In the mesencephalon, intense immunoreactivity was found in neurons of all the layers of superior colliculus (Figure 3B). A moderate positivity was also detected in the central gray substance and in the inferior colliculus (Figure 3C). The substantia nigra displayed intense immunoreactivity in both pars reticulata and pars compacta. Staining was more evident in the neuronal cytoplasm than in the nucleus (Figure 3D). The magnocellular part of the red nucleus also showed some positivity, the staining being confined to the neuronal cytoplasm (Figure 3E). Many other nuclei of the mesencephalon, such as dorsal and ventral nuclei of the lateral lemniscus, raphe nuclei, and interpeduncular nucleus, appeared rather rich in CuZnSOD (Figure 3F).

In the hindbrain, almost all the centers appeared distinctly positive for CuZnSOD. The nuclei that exhibited the highest level of immunoreactivity included the pontine nuclei, nucleus abducens, supragenual nucleus, gigantocellular reticular nucleus, ventral and dorsal cochlear nuclei, spinal trigeminal nucleus, principal trigeminal sensory nucleus, nucleus of the trapezoid body, facial nucleus, and lateral vestibular nucleus (Figure 3G-J).

In the cerebellum, small neurons of deep cerebellar nuclei were moderately positive (Figure 3K). In the cerebellar cortex, remarkable immunostaining was seen in Golgi cells of the granular layer and in basket and stellate cells of the molecular layer, whereas granule and Purkinje neurons were negative (Figure 3L).
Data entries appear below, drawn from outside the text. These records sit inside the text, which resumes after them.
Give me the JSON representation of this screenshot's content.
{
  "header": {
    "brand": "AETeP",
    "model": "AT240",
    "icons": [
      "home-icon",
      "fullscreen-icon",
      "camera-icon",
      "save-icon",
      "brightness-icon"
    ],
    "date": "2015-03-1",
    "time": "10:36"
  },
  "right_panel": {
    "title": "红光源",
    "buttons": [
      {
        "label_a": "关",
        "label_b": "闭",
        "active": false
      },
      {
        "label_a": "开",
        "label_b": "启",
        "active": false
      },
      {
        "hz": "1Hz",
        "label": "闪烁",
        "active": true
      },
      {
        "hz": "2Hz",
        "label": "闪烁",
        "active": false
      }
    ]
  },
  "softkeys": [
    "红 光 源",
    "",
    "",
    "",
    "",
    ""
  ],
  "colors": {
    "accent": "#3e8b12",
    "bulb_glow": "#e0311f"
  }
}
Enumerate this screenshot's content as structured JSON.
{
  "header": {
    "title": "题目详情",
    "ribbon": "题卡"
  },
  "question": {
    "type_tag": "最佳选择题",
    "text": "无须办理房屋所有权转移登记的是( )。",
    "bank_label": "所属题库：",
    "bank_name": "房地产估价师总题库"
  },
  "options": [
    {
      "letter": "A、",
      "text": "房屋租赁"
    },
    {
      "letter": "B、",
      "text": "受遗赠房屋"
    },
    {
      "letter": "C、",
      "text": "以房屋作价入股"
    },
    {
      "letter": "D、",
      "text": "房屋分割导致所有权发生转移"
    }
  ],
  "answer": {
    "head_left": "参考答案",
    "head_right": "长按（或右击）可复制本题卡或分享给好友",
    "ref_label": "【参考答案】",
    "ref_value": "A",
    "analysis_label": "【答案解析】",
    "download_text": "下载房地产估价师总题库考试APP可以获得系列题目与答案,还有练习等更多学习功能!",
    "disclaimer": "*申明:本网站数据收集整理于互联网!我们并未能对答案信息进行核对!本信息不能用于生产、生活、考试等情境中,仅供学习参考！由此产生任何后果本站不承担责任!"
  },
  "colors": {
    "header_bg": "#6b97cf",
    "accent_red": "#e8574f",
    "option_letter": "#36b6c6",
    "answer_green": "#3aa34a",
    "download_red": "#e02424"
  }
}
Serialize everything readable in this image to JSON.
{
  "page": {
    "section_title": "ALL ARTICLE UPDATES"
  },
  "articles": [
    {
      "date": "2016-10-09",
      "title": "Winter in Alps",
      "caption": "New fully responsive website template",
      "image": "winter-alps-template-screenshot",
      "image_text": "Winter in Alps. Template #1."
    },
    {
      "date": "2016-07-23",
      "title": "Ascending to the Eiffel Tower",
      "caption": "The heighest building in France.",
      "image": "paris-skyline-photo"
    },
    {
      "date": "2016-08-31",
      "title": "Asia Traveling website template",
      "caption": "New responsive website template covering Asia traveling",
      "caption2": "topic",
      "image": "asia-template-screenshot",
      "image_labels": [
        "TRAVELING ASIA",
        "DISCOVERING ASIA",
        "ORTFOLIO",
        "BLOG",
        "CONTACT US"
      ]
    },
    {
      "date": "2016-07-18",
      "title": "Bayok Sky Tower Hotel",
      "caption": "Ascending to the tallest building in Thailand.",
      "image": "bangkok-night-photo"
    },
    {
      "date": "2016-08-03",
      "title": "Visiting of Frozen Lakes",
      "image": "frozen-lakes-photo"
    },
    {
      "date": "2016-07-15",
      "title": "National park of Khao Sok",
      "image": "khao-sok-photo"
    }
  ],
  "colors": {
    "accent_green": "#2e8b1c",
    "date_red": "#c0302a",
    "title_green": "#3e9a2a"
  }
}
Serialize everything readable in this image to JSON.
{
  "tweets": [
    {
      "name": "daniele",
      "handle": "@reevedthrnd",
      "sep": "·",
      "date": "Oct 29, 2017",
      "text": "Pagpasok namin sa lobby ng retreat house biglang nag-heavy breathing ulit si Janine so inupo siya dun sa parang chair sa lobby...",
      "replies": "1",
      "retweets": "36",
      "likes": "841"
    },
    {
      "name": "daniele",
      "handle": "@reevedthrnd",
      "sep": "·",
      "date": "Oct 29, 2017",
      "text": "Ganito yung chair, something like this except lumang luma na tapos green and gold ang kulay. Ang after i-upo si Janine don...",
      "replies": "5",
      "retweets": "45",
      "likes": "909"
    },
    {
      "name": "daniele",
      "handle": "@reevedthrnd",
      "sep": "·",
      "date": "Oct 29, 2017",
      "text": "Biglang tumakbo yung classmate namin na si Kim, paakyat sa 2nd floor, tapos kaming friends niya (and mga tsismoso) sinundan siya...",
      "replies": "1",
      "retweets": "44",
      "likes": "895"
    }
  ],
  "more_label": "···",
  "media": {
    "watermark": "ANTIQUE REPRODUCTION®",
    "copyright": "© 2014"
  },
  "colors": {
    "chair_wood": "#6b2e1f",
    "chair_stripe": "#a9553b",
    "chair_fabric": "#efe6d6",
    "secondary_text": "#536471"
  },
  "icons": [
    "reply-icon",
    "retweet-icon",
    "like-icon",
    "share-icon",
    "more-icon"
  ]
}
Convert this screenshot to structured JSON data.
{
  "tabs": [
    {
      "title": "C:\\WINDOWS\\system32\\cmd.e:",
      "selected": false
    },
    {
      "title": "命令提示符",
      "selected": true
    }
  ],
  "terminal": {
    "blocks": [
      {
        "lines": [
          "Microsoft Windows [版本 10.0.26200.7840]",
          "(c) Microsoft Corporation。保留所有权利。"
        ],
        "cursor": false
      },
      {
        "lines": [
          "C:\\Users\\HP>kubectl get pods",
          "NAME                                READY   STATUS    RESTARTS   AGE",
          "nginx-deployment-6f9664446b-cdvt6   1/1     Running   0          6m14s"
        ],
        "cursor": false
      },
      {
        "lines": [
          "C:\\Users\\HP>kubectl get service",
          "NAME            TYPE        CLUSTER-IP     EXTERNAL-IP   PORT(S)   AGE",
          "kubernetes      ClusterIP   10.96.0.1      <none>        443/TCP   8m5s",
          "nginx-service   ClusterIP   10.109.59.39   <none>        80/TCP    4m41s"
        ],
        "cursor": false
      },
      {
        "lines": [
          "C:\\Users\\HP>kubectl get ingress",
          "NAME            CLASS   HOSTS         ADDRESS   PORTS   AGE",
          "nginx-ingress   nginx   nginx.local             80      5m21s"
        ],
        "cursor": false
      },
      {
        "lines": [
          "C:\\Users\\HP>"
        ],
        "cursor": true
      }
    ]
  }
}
In the spinal cord, neurons of all the Rexed's laminae, comprising motor neurons and interneurons, displayed intense immunostaining (Figure 4A and Figure 4B). In many areas, the positive neurons showed immunoreaction product in both their cytoplasm and nucleus. However, neurons of certain areas, such as mitral cell layer, substantia nigra, red nucleus, abducens nucleus, and reticular gigantocellular nucleus, deep cerebellar nuclei primarily showed cytoplasmic immunoreactivity (Figure 2A, Figure 3D, Figure 3E, Figure 3G, Figure 3H,and Figure 3K). On the contrary, other neurons, such as Golgi cells of the cerebellar cortex, primarily displayed nuclear positivity (Figure 3L). In all the neurons, the nucleolus appeared negative (e.g., inset in Figure 3L).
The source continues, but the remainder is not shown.